Getting wrong output for dZ2 using the backward test case

The function L_model_backward_test in of Wk4A1 uses the following data:
A2 or AL = array([[1.78862847, 0.43650985]])
Y = array([[1, 0]])
(Please refer to this thread to avoid confusion in variable naming in the mentioned function: Why is there no A0 or X in the backward chain? Week4, Assignment1)

The correct code (one that passes the test case) returns following value for dZ2 or dZL
array([[-0.1261204 0.42987761]]) [1st]

However, Wk3 lecture on Backpropagation Intuition (optional) suggests following equation to calculate dZ2 or dZL:
implying that dZ2 should be:
array([[0.78862847 0.43650985]]) [2nd]

Which of these two values is the correct value for dZ2? (Since I am using the [2nd] value in my code, which fails the mentioned test case and also have issues with model convergence whereas the [1st] value works fine, makes the model converge and gives the required 80% test accuracy).

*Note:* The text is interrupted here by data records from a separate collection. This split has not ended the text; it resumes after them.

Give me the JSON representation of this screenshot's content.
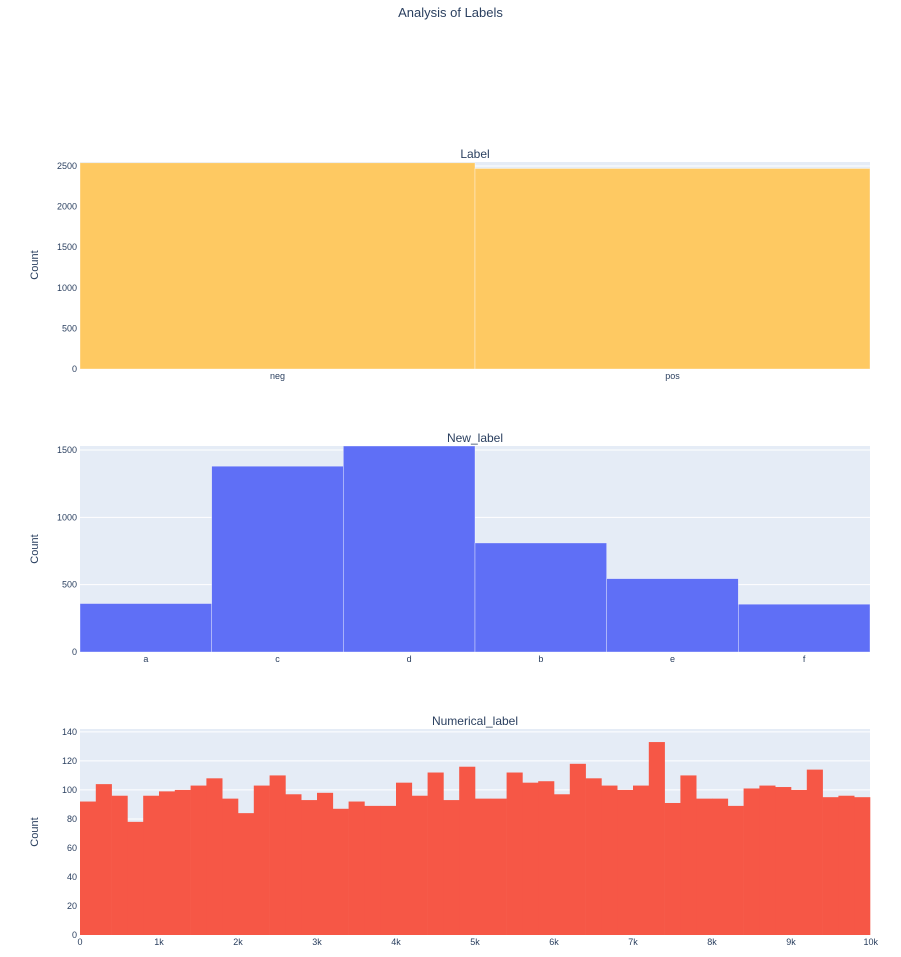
{
  "title": "Analysis of Labels",
  "colors": {
    "plot_bg": "#e5ecf6",
    "grid": "#ffffff",
    "label_bar": "#fec962",
    "new_label_bar": "#5f6ff6",
    "numerical_bar": "#f65746",
    "text": "#2a3f5f"
  },
  "chart_data": [
    {
      "type": "bar",
      "title": "Label",
      "ylabel": "Count",
      "categories": [
        "neg",
        "pos"
      ],
      "values": [
        2540,
        2470
      ],
      "ylim": [
        0,
        2550
      ],
      "yticks": [
        0,
        500,
        1000,
        1500,
        2000,
        2500
      ],
      "grid": true
    },
    {
      "type": "bar",
      "title": "New_label",
      "ylabel": "Count",
      "categories": [
        "a",
        "c",
        "d",
        "b",
        "e",
        "f"
      ],
      "values": [
        360,
        1380,
        1565,
        810,
        545,
        355
      ],
      "ylim": [
        0,
        1530
      ],
      "yticks": [
        0,
        500,
        1000,
        1500
      ],
      "grid": true
    },
    {
      "type": "bar",
      "title": "Numerical_label",
      "ylabel": "Count",
      "bin_start": 0,
      "bin_width": 200,
      "values": [
        92,
        104,
        96,
        78,
        96,
        99,
        100,
        103,
        108,
        94,
        84,
        103,
        110,
        97,
        93,
        98,
        87,
        92,
        89,
        89,
        105,
        96,
        112,
        93,
        116,
        94,
        94,
        112,
        105,
        106,
        97,
        118,
        108,
        103,
        100,
        103,
        133,
        91,
        110,
        94,
        94,
        89,
        101,
        103,
        102,
        100,
        114,
        95,
        96,
        95
      ],
      "xlim": [
        0,
        10000
      ],
      "ylim": [
        0,
        142
      ],
      "xticks": [
        0,
        1000,
        2000,
        3000,
        4000,
        5000,
        6000,
        7000,
        8000,
        9000,
        10000
      ],
      "xtick_labels": [
        "0",
        "1k",
        "2k",
        "3k",
        "4k",
        "5k",
        "6k",
        "7k",
        "8k",
        "9k",
        "10k"
      ],
      "yticks": [
        0,
        20,
        40,
        60,
        80,
        100,
        120,
        140
      ],
      "grid": true
    }
  ]
}
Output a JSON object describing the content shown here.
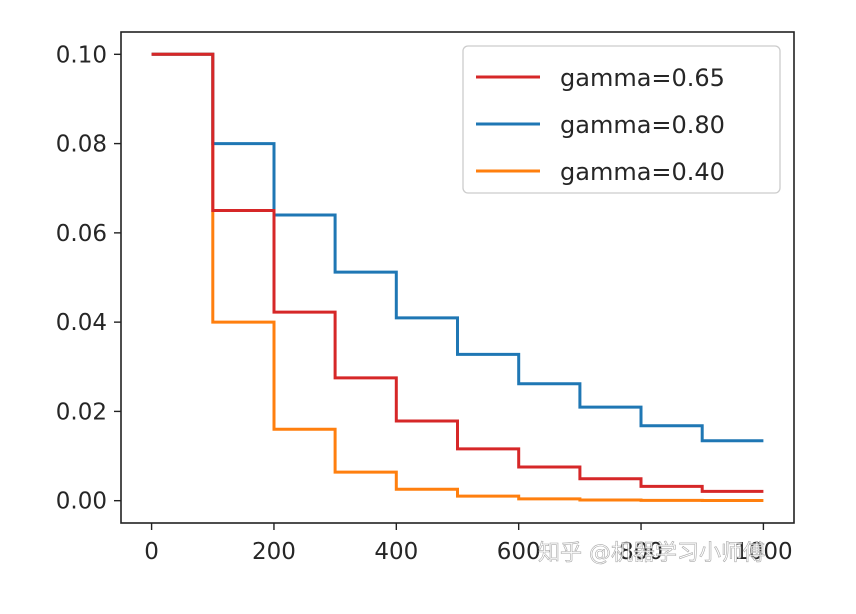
{
  "chart_data": {
    "type": "line",
    "title": "",
    "xlabel": "",
    "ylabel": "",
    "xlim": [
      -50,
      1050
    ],
    "ylim": [
      -0.005,
      0.105
    ],
    "xticks": [
      0,
      200,
      400,
      600,
      800,
      1000
    ],
    "xtick_labels": [
      "0",
      "200",
      "400",
      "600",
      "800",
      "1000"
    ],
    "yticks": [
      0.0,
      0.02,
      0.04,
      0.06,
      0.08,
      0.1
    ],
    "ytick_labels": [
      "0.00",
      "0.02",
      "0.04",
      "0.06",
      "0.08",
      "0.10"
    ],
    "grid": false,
    "legend_location": "top-right",
    "step_x": [
      0,
      100,
      200,
      300,
      400,
      500,
      600,
      700,
      800,
      900,
      1000
    ],
    "series": [
      {
        "name": "gamma=0.65",
        "color": "#d62728",
        "values": [
          0.1,
          0.065,
          0.04225,
          0.0275,
          0.01785,
          0.0116,
          0.00754,
          0.0049,
          0.00319,
          0.00207,
          0.00207
        ]
      },
      {
        "name": "gamma=0.80",
        "color": "#1f77b4",
        "values": [
          0.1,
          0.08,
          0.064,
          0.0512,
          0.04096,
          0.03277,
          0.02621,
          0.02097,
          0.01678,
          0.01342,
          0.01342
        ]
      },
      {
        "name": "gamma=0.40",
        "color": "#ff7f0e",
        "values": [
          0.1,
          0.04,
          0.016,
          0.0064,
          0.00256,
          0.00102,
          0.00041,
          0.00016,
          7e-05,
          3e-05,
          3e-05
        ]
      }
    ]
  },
  "watermark": {
    "text": "知乎 @机器学习小师傅"
  }
}
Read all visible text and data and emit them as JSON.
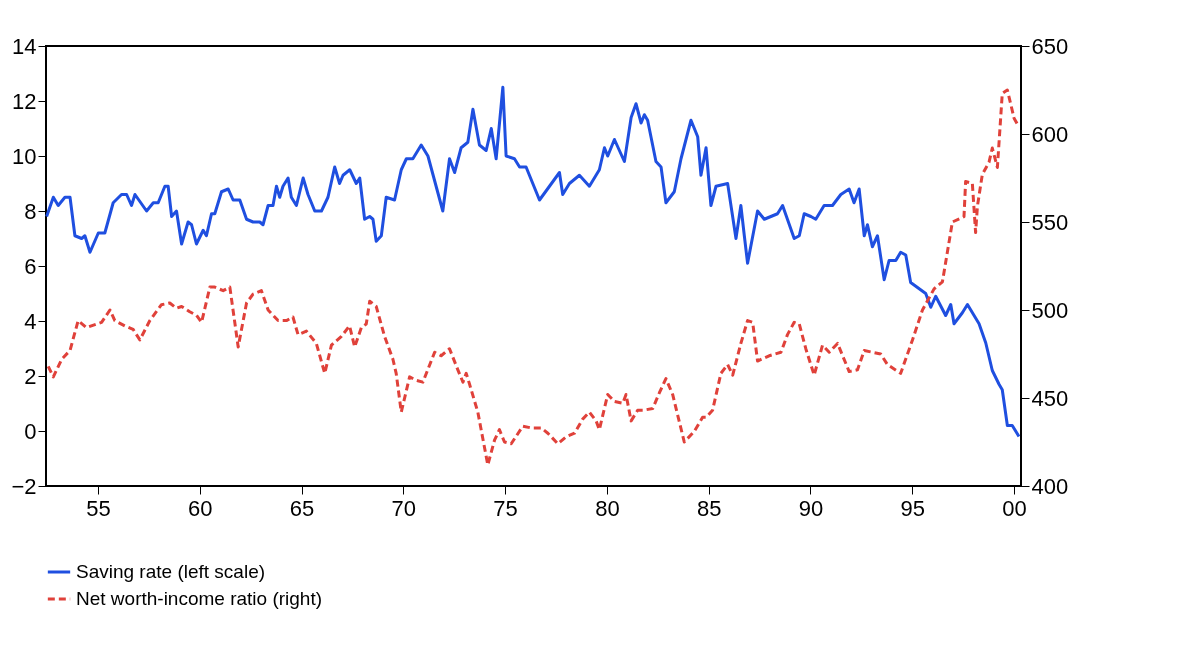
{
  "chart_data": {
    "type": "line",
    "xlim": [
      1952.45,
      2000.34
    ],
    "ylim": [
      -2,
      14
    ],
    "y2lim": [
      400,
      650
    ],
    "xticks": [
      {
        "value": 1955,
        "label": "55"
      },
      {
        "value": 1960,
        "label": "60"
      },
      {
        "value": 1965,
        "label": "65"
      },
      {
        "value": 1970,
        "label": "70"
      },
      {
        "value": 1975,
        "label": "75"
      },
      {
        "value": 1980,
        "label": "80"
      },
      {
        "value": 1985,
        "label": "85"
      },
      {
        "value": 1990,
        "label": "90"
      },
      {
        "value": 1995,
        "label": "95"
      },
      {
        "value": 2000,
        "label": "00"
      }
    ],
    "yticks": [
      -2,
      0,
      2,
      4,
      6,
      8,
      10,
      12,
      14
    ],
    "y2ticks": [
      400,
      450,
      500,
      550,
      600,
      650
    ],
    "grid": false,
    "legend": "bottom",
    "marker": "none",
    "series": [
      {
        "name": "Saving rate (left scale)",
        "color": "#1f4fe0",
        "axis": "y",
        "line_style": "solid",
        "x": [
          1952.48,
          1952.81,
          1953.05,
          1953.38,
          1953.63,
          1953.87,
          1954.2,
          1954.36,
          1954.61,
          1955.02,
          1955.34,
          1955.75,
          1956.16,
          1956.41,
          1956.65,
          1956.82,
          1957.39,
          1957.72,
          1957.96,
          1958.29,
          1958.45,
          1958.62,
          1958.86,
          1959.11,
          1959.43,
          1959.6,
          1959.84,
          1960.17,
          1960.33,
          1960.58,
          1960.74,
          1961.07,
          1961.4,
          1961.64,
          1961.97,
          1962.3,
          1962.62,
          1962.95,
          1963.11,
          1963.36,
          1963.6,
          1963.77,
          1963.93,
          1964.09,
          1964.34,
          1964.5,
          1964.75,
          1965.08,
          1965.32,
          1965.65,
          1965.98,
          1966.3,
          1966.63,
          1966.87,
          1967.04,
          1967.37,
          1967.69,
          1967.86,
          1968.1,
          1968.35,
          1968.51,
          1968.67,
          1968.92,
          1969.16,
          1969.57,
          1969.9,
          1970.15,
          1970.47,
          1970.88,
          1971.21,
          1971.94,
          1972.27,
          1972.52,
          1972.84,
          1973.17,
          1973.42,
          1973.74,
          1974.07,
          1974.32,
          1974.56,
          1974.89,
          1975.05,
          1975.46,
          1975.71,
          1976.03,
          1976.69,
          1977.18,
          1977.67,
          1977.83,
          1978.16,
          1978.65,
          1979.14,
          1979.63,
          1979.88,
          1980.04,
          1980.37,
          1980.86,
          1981.19,
          1981.43,
          1981.68,
          1981.84,
          1982.0,
          1982.41,
          1982.66,
          1982.9,
          1983.31,
          1983.64,
          1984.13,
          1984.46,
          1984.62,
          1984.87,
          1985.11,
          1985.36,
          1985.93,
          1986.34,
          1986.58,
          1986.75,
          1986.91,
          1987.4,
          1987.73,
          1988.38,
          1988.63,
          1989.2,
          1989.45,
          1989.69,
          1990.02,
          1990.26,
          1990.67,
          1991.08,
          1991.49,
          1991.9,
          1992.14,
          1992.39,
          1992.64,
          1992.8,
          1993.04,
          1993.29,
          1993.62,
          1993.86,
          1994.19,
          1994.43,
          1994.68,
          1994.92,
          1995.66,
          1995.91,
          1996.15,
          1996.64,
          1996.89,
          1997.05,
          1997.46,
          1997.71,
          1998.28,
          1998.61,
          1998.93,
          1999.26,
          1999.42,
          1999.67,
          1999.91,
          2000.24
        ],
        "values": [
          7.8,
          8.5,
          8.2,
          8.5,
          8.5,
          7.1,
          7.0,
          7.1,
          6.5,
          7.2,
          7.2,
          8.3,
          8.6,
          8.6,
          8.2,
          8.6,
          8.0,
          8.3,
          8.3,
          8.9,
          8.9,
          7.8,
          8.0,
          6.8,
          7.6,
          7.5,
          6.8,
          7.3,
          7.1,
          7.9,
          7.9,
          8.7,
          8.8,
          8.4,
          8.4,
          7.7,
          7.6,
          7.6,
          7.5,
          8.2,
          8.2,
          8.9,
          8.5,
          8.9,
          9.2,
          8.5,
          8.2,
          9.2,
          8.6,
          8.0,
          8.0,
          8.5,
          9.6,
          9.0,
          9.3,
          9.5,
          9.0,
          9.2,
          7.7,
          7.8,
          7.7,
          6.9,
          7.1,
          8.5,
          8.4,
          9.5,
          9.9,
          9.9,
          10.4,
          10.0,
          8.0,
          9.9,
          9.4,
          10.3,
          10.5,
          11.7,
          10.4,
          10.2,
          11.0,
          9.9,
          12.5,
          10.0,
          9.9,
          9.6,
          9.6,
          8.4,
          8.9,
          9.4,
          8.6,
          9.0,
          9.3,
          8.9,
          9.5,
          10.3,
          10.0,
          10.6,
          9.8,
          11.4,
          11.9,
          11.2,
          11.5,
          11.3,
          9.8,
          9.6,
          8.3,
          8.7,
          9.9,
          11.3,
          10.7,
          9.3,
          10.3,
          8.2,
          8.9,
          9.0,
          7.0,
          8.2,
          7.1,
          6.1,
          8.0,
          7.7,
          7.9,
          8.2,
          7.0,
          7.1,
          7.9,
          7.8,
          7.7,
          8.2,
          8.2,
          8.6,
          8.8,
          8.3,
          8.8,
          7.1,
          7.5,
          6.7,
          7.1,
          5.5,
          6.2,
          6.2,
          6.5,
          6.4,
          5.4,
          5.0,
          4.5,
          4.9,
          4.2,
          4.6,
          3.9,
          4.3,
          4.6,
          3.9,
          3.2,
          2.2,
          1.7,
          1.5,
          0.2,
          0.2,
          -0.2
        ]
      },
      {
        "name": "Net worth-income ratio (right)",
        "color": "#e0413a",
        "axis": "y2",
        "line_style": "dashed",
        "x": [
          1952.56,
          1952.81,
          1953.22,
          1953.63,
          1954.03,
          1954.44,
          1955.18,
          1955.59,
          1955.83,
          1956.32,
          1956.73,
          1957.06,
          1957.55,
          1958.12,
          1958.53,
          1958.86,
          1959.11,
          1959.51,
          1959.84,
          1960.09,
          1960.5,
          1960.74,
          1961.15,
          1961.48,
          1961.89,
          1962.3,
          1962.62,
          1963.03,
          1963.36,
          1963.85,
          1964.26,
          1964.58,
          1964.83,
          1965.24,
          1965.73,
          1966.14,
          1966.47,
          1966.96,
          1967.36,
          1967.61,
          1967.94,
          1968.18,
          1968.35,
          1968.67,
          1969.08,
          1969.49,
          1969.65,
          1969.9,
          1970.31,
          1970.64,
          1970.96,
          1971.54,
          1971.86,
          1972.27,
          1972.68,
          1972.93,
          1973.09,
          1973.25,
          1973.66,
          1974.15,
          1974.48,
          1974.72,
          1974.97,
          1975.3,
          1975.87,
          1976.28,
          1976.77,
          1977.1,
          1977.59,
          1978.0,
          1978.41,
          1978.81,
          1979.14,
          1979.47,
          1979.63,
          1980.04,
          1980.37,
          1980.78,
          1980.94,
          1981.19,
          1981.51,
          1981.76,
          1982.25,
          1982.58,
          1982.9,
          1983.23,
          1983.8,
          1984.29,
          1984.7,
          1984.87,
          1985.19,
          1985.6,
          1985.93,
          1986.18,
          1986.58,
          1986.91,
          1987.16,
          1987.4,
          1987.97,
          1988.55,
          1988.87,
          1989.2,
          1989.45,
          1989.77,
          1990.18,
          1990.59,
          1990.92,
          1991.33,
          1991.9,
          1992.31,
          1992.64,
          1993.04,
          1993.45,
          1993.78,
          1994.43,
          1995.01,
          1995.5,
          1996.07,
          1996.48,
          1996.97,
          1997.54,
          1997.62,
          1997.95,
          1998.11,
          1998.2,
          1998.44,
          1998.77,
          1998.93,
          1999.18,
          1999.42,
          1999.67,
          2000.0,
          2000.24
        ],
        "values": [
          468,
          462,
          472,
          477,
          494,
          490,
          493,
          500,
          494,
          491,
          489,
          483,
          494,
          503,
          504,
          501,
          502,
          499,
          497,
          493,
          513,
          513,
          511,
          513,
          479,
          504,
          509,
          511,
          500,
          494,
          494,
          496,
          486,
          488,
          481,
          464,
          480,
          485,
          491,
          479,
          490,
          492,
          505,
          502,
          485,
          472,
          464,
          442,
          462,
          460,
          459,
          476,
          474,
          478,
          466,
          459,
          464,
          458,
          442,
          412,
          426,
          432,
          425,
          424,
          434,
          433,
          433,
          430,
          424,
          428,
          430,
          438,
          442,
          437,
          432,
          452,
          448,
          447,
          452,
          437,
          443,
          443,
          444,
          453,
          461,
          452,
          425,
          431,
          439,
          439,
          443,
          464,
          469,
          463,
          481,
          494,
          493,
          471,
          474,
          476,
          486,
          493,
          492,
          478,
          463,
          480,
          476,
          481,
          465,
          466,
          477,
          476,
          475,
          469,
          464,
          483,
          500,
          512,
          516,
          550,
          553,
          573,
          572,
          544,
          559,
          577,
          584,
          592,
          581,
          623,
          625,
          609,
          604
        ]
      }
    ]
  }
}
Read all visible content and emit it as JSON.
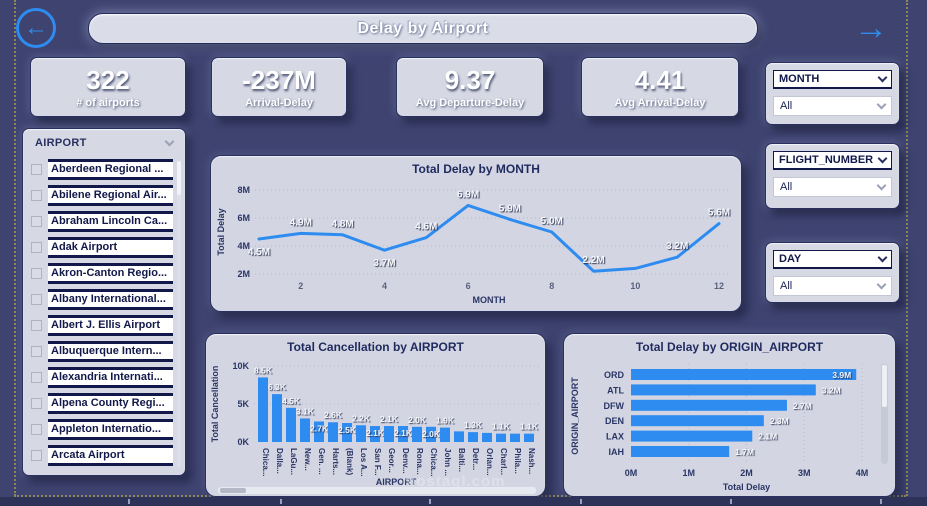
{
  "page": {
    "background": "#3E4370",
    "accent": "#2E8CF0",
    "navy": "#1A2153",
    "card": "#D6D9E4"
  },
  "header": {
    "title": "Delay by Airport",
    "back_icon": "←",
    "forward_icon": "→"
  },
  "kpis": [
    {
      "value": "322",
      "label": "# of airports"
    },
    {
      "value": "-237M",
      "label": "Arrival-Delay"
    },
    {
      "value": "9.37",
      "label": "Avg Departure-Delay"
    },
    {
      "value": "4.41",
      "label": "Avg Arrival-Delay"
    }
  ],
  "airport_slicer": {
    "header": "AIRPORT",
    "items": [
      "Aberdeen Regional ...",
      "Abilene Regional Air...",
      "Abraham Lincoln Ca...",
      "Adak Airport",
      "Akron-Canton Regio...",
      "Albany International...",
      "Albert J. Ellis Airport",
      "Albuquerque Intern...",
      "Alexandria Internati...",
      "Alpena County Regi...",
      "Appleton Internatio...",
      "Arcata Airport"
    ]
  },
  "dropdowns": [
    {
      "label": "MONTH",
      "value": "All"
    },
    {
      "label": "FLIGHT_NUMBER",
      "value": "All"
    },
    {
      "label": "DAY",
      "value": "All"
    }
  ],
  "watermark": "mostaql.com",
  "chart_data": [
    {
      "type": "line",
      "title": "Total Delay by MONTH",
      "xlabel": "MONTH",
      "ylabel": "Total Delay",
      "x": [
        1,
        2,
        3,
        4,
        5,
        6,
        7,
        8,
        9,
        10,
        11,
        12
      ],
      "values": [
        4.5,
        4.9,
        4.8,
        3.7,
        4.6,
        6.9,
        5.9,
        5.0,
        2.2,
        2.4,
        3.2,
        5.6
      ],
      "unit": "M",
      "point_labels": [
        "4.5M",
        "4.9M",
        "4.8M",
        "3.7M",
        "4.6M",
        "6.9M",
        "5.9M",
        "5.0M",
        "2.2M",
        "",
        "3.2M",
        "5.6M"
      ],
      "labels_below_x": [
        1,
        4
      ],
      "ylim": [
        2,
        8
      ],
      "yticks": [
        "2M",
        "4M",
        "6M",
        "8M"
      ],
      "xticks": [
        2,
        4,
        6,
        8,
        10,
        12
      ],
      "grid": "dotted",
      "legend": false
    },
    {
      "type": "bar",
      "title": "Total Cancellation by AIRPORT",
      "xlabel": "AIRPORT",
      "ylabel": "Total Cancellation",
      "categories": [
        "Chica...",
        "Dalla...",
        "LaGu...",
        "New...",
        "Gen. ...",
        "Harts...",
        "(Blank)",
        "Los A...",
        "San F...",
        "Geor...",
        "Denv...",
        "Rona...",
        "Chica...",
        "John ...",
        "Balti...",
        "Detr...",
        "Orlan...",
        "Charl...",
        "Phila...",
        "Nash..."
      ],
      "values": [
        8.5,
        6.3,
        4.5,
        3.1,
        2.7,
        2.6,
        2.5,
        2.2,
        2.1,
        2.1,
        2.1,
        2.0,
        2.0,
        1.9,
        1.4,
        1.3,
        1.2,
        1.1,
        1.1,
        1.1
      ],
      "unit": "K",
      "labels": [
        "8.5K",
        "6.3K",
        "4.5K",
        "3.1K",
        "2.7K",
        "2.6K",
        "2.5K",
        "2.2K",
        "2.1K",
        "2.1K",
        "2.1K",
        "2.0K",
        "2.0K",
        "1.9K",
        "",
        "1.3K",
        "",
        "1.1K",
        "",
        "1.1K"
      ],
      "label_inside": [
        5,
        7,
        9,
        11,
        13
      ],
      "ylim": [
        0,
        10
      ],
      "yticks": [
        "0K",
        "5K",
        "10K"
      ],
      "grid": "dotted",
      "legend": false
    },
    {
      "type": "bar-horizontal",
      "title": "Total Delay by ORIGIN_AIRPORT",
      "xlabel": "Total Delay",
      "ylabel": "ORIGIN_AIRPORT",
      "categories": [
        "ORD",
        "ATL",
        "DFW",
        "DEN",
        "LAX",
        "IAH"
      ],
      "values": [
        3.9,
        3.2,
        2.7,
        2.3,
        2.1,
        1.7
      ],
      "unit": "M",
      "labels": [
        "3.9M",
        "3.2M",
        "2.7M",
        "2.3M",
        "2.1M",
        "1.7M"
      ],
      "label_inside": [
        1
      ],
      "xlim": [
        0,
        4
      ],
      "xticks": [
        "0M",
        "1M",
        "2M",
        "3M",
        "4M"
      ],
      "grid": "dotted",
      "legend": false
    }
  ]
}
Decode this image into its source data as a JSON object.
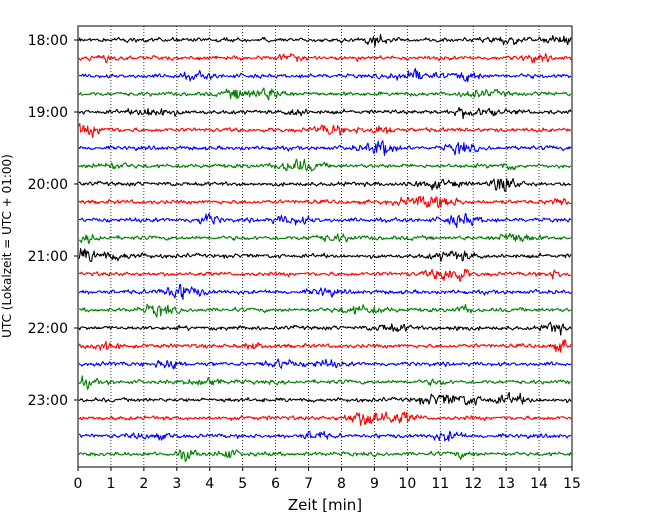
{
  "chart_data": {
    "type": "line",
    "title": "",
    "xlabel": "Zeit  [min]",
    "ylabel": "UTC (Lokalzeit = UTC + 01:00)",
    "xlim": [
      0,
      15
    ],
    "xticks": [
      0,
      1,
      2,
      3,
      4,
      5,
      6,
      7,
      8,
      9,
      10,
      11,
      12,
      13,
      14,
      15
    ],
    "vertical_grid": true,
    "grid_style": "dotted",
    "y_tick_labels": [
      "18:00",
      "19:00",
      "20:00",
      "21:00",
      "22:00",
      "23:00"
    ],
    "trace_start_times": [
      "18:00",
      "18:15",
      "18:30",
      "18:45",
      "19:00",
      "19:15",
      "19:30",
      "19:45",
      "20:00",
      "20:15",
      "20:30",
      "20:45",
      "21:00",
      "21:15",
      "21:30",
      "21:45",
      "22:00",
      "22:15",
      "22:30",
      "22:45",
      "23:00",
      "23:15",
      "23:30",
      "23:45"
    ],
    "trace_minutes_per_line": 15,
    "trace_colors": [
      "#000000",
      "#ff0000",
      "#0000ff",
      "#008000"
    ],
    "legend": "none"
  }
}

Where do you manually need to compute dZ2? In L_model_backward, you manually compute dAL. Then you pass that to linear_activation_backward for the output layer.

I am writing code slight differently than what is mentioned in the assignment. I skip the dA2 or dAL calculation and am directly calculating dZ2 or dZL by the equation given by Prof. Ng, which is
dZ2 = A2 - Y
Now given that
A2 = [1.78862847, 0.43650985]
Y = [1, 0]
dZ2 = [0.78862847 0.43650985] (simply subtracting 1 from 1.788 to get 0.788)

But this dZ2 leads to different values for dW2 and db2 value than what is expected in the test case and thus it fails the test case.

Now, I need to understand why above equation does not work?

If you want to see the value of dZ2 returned by linear_activation_backward, just add a print statement in the elif ‘sigmoid’ clause in that function and you should see the following value for dZ2: [-0.1261204 0.42987761]
It’s unclear to me, what is causing the difference in the values since dA2*sigmoid_derivative is equal to A2-Y (Or is it not?)

But dA2 or dAL is a required input to the call to linear_activation_backward for the output layer. So your “rewrite” includes not calling linear_activation_backward for the output layer? That is the point at which the dZ value would be for layer 2, since this test case has only two layers, right?

Ah, ok, I tried some instrumentation and now I realize the issue:

Prof Ng’s formulas are just fine. The problem is that if you use his formulas at the output level and skip calling linear_activation_backward, then you hit the problem that the test case input values are just randomly generated. That means that they don’t satisfy all the same mathematical relationships that the real values generated by forward propagation would satisfy.

What happens when you call linear_activation_backward is that it is a general function that works for any layer, so it has to use the general formula for dZ^{[l]}:

dZ^{[l]} = dA^{[l]} \cdot g^{[l]'}(Z^{[l]})

But what you are doing by using the formula:

dZ^{[2]} = A^{[2]} - Y

is that you’ve “short-circuited” the calculation shown above in the general case with the special simplifications you get at the output layer. At the output layer, the derivative of the activation function is:

g'(Z) = g(Z) * (1 - g(Z)) = A * (1 - A)

because the activation is sigmoid. But if you look at the way that the test inputs are generated it is this (as we discussed on that other thread):

def L_model_backward_test(target):
    AL = np.random.randn(1, 2)
    Y = np.array([[1, 0]])

    A1 = np.random.randn(4,2)
    W1 = np.random.randn(3,4)
    b1 = np.random.randn(3,1)
    Z1 = np.random.randn(3,2)
    linear_cache_activation_1 = ((A1, W1, b1), Z1)

    A2 = np.random.randn(3,2)
    W2 = np.random.randn(1,3)
    b2 = np.random.randn(1,1)
    Z2 = np.random.randn(1,2)
    linear_cache_activation_2 = ((A2, W2, b2), Z2)

    caches = (linear_cache_activation_1, linear_cache_activation_2)

Since AL and Z2 are just random values, it is not the case that sigmoid(Z2) = AL. You can clearly see that, since the values of AL are not between 0 and 1, which any output of sigmoid would be.

So even if your code is correct, it may not pass the test cases unless you write the code using the general formulas that do not take into account any special relationships that are particular to the output layer.

There have been other instances of this, e.g. this one from Week 3.